GAME ART: BRENTON ALEXANDER SMITH'S SOFTCRASH (ONGOING)
Softcrash is part of an ongoing series made using BeamNg.drive, a video game known for its ability to produce realistic car crashes. By pushing the limits of the engine, Smith forces the game to visualize situations that would be impossible in the real world. The software often produces wild, almost organically chaotic shapes, coupled with uncanny twitching movements that afford them a sense of liveliness. The artist calls these phenomena crashforms
Brenton Alexander Smith’s practice emerged from an interest in the relationship between humans and machines. His work explores the point of connection and disconnection between humans and the artificial in the cycle of technological renewal. He frequently draws from abandoned and damaged technical artifacts, such as crashed cars, to create works that seek to elicit an affective response in the viewer. Many of his works aim to arouse feelings of sympathy for broken or discarded machines. Smith’s practice takes form in a variety of media. In several works, the residue of car accidents acts as a sculptural material that echoes the organic through mechanical forms.

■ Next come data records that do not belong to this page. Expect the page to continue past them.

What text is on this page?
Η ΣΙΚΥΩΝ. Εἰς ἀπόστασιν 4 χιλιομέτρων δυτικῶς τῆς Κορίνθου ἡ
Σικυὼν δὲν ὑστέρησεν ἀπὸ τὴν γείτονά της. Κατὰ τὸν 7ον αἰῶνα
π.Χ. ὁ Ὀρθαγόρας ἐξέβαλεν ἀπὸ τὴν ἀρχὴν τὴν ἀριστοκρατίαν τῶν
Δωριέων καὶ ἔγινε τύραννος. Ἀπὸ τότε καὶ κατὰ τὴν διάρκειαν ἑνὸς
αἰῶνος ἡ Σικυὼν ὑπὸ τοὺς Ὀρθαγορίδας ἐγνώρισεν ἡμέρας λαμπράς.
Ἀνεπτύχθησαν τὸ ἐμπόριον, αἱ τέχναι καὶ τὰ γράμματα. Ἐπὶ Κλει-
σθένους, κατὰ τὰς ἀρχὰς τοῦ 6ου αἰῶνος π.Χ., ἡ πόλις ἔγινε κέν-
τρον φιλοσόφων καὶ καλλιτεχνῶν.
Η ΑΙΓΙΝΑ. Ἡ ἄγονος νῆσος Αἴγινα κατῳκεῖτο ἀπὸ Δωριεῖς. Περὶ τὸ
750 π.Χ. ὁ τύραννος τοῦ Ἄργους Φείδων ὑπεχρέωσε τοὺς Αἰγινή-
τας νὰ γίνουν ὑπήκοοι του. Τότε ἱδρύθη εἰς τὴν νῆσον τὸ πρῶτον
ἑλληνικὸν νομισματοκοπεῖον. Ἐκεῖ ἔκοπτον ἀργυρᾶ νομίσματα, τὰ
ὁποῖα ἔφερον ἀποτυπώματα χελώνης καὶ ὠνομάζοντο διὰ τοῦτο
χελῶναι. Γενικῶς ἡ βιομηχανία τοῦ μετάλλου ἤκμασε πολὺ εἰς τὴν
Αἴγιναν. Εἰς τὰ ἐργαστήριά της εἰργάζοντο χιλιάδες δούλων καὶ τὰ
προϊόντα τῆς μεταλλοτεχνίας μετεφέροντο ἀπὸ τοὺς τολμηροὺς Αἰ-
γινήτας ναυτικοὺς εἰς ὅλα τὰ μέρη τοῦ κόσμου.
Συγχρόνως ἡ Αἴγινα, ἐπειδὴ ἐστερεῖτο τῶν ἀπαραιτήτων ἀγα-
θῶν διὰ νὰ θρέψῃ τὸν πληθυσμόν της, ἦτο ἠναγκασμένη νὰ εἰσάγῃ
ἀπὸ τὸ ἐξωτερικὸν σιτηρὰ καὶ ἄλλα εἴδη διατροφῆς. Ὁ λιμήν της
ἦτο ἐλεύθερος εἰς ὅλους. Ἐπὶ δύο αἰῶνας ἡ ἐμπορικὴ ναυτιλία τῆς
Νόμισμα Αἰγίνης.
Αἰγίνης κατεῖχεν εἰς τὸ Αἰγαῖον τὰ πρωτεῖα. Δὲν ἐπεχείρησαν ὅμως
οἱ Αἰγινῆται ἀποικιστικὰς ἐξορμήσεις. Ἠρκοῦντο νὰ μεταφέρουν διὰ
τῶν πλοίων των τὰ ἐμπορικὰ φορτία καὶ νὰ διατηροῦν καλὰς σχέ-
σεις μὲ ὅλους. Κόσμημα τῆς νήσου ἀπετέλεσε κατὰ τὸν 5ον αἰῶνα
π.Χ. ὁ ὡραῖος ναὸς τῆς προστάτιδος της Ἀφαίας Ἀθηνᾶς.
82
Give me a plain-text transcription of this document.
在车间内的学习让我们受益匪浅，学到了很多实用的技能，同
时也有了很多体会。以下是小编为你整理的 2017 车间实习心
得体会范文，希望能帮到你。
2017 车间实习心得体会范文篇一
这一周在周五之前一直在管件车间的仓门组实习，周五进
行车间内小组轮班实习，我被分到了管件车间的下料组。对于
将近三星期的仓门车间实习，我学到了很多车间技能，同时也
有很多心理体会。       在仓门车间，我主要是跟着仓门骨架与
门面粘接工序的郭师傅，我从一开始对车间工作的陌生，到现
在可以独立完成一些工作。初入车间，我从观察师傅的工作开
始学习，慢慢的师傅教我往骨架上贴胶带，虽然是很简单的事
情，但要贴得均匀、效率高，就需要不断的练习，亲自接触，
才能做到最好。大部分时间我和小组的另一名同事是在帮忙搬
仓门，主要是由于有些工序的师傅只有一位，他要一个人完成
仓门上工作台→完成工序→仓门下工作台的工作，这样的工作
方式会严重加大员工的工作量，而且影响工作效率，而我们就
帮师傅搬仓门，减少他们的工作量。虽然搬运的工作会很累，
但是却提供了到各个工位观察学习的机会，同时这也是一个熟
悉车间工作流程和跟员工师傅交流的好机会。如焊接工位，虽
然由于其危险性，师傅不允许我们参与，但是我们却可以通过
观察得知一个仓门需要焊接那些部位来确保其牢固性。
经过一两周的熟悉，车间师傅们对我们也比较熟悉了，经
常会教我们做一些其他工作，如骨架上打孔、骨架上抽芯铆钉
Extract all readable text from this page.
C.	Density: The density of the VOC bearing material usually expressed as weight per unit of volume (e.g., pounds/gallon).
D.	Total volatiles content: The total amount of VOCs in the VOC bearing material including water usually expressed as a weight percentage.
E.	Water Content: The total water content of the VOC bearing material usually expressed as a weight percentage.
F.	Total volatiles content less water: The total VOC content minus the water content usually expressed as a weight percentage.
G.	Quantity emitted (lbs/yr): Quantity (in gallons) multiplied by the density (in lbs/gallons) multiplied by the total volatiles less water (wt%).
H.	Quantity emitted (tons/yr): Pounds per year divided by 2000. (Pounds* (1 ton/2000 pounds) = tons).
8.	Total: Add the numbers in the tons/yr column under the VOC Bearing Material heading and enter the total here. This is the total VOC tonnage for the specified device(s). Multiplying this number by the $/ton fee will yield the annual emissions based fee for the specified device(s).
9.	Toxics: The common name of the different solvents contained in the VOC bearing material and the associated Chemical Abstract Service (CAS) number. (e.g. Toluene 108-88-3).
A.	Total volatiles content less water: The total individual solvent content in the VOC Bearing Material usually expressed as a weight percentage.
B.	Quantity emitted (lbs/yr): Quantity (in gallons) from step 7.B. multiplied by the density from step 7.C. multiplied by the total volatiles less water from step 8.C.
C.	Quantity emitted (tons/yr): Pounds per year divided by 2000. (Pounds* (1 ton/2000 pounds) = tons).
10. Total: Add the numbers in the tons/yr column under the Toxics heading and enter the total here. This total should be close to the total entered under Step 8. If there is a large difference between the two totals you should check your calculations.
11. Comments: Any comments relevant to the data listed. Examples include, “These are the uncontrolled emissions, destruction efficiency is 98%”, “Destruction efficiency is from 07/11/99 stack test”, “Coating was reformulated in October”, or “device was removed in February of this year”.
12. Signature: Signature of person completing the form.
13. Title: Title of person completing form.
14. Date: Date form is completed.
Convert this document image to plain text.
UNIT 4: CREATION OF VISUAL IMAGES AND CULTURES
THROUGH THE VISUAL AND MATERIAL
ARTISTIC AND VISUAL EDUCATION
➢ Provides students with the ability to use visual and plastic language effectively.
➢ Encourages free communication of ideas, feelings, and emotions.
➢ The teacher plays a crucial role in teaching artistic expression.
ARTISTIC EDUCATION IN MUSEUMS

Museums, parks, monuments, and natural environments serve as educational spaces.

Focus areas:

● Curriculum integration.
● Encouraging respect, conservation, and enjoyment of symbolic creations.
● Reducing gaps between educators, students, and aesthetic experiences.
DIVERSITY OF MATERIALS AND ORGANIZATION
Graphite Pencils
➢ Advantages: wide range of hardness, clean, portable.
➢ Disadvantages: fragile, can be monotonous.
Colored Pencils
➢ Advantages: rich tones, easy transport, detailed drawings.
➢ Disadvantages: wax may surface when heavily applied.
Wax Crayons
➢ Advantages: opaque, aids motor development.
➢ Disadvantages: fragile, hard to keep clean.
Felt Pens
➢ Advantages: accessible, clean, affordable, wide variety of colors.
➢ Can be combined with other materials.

These sculptures are part relic and part creature, inert yet imbued with a faint sense of liveliness. Smith graduated from the Sydney College of the Arts with honours in 2014. Since then, he completed an artist residency in Iceland, where he held his first solo exhibition at the Akureyri Art Museum. The same year Smith received the Freedman Foundation Travelling scholarship. He is currently working on an MFA at UNSW Art and Design in Sydney.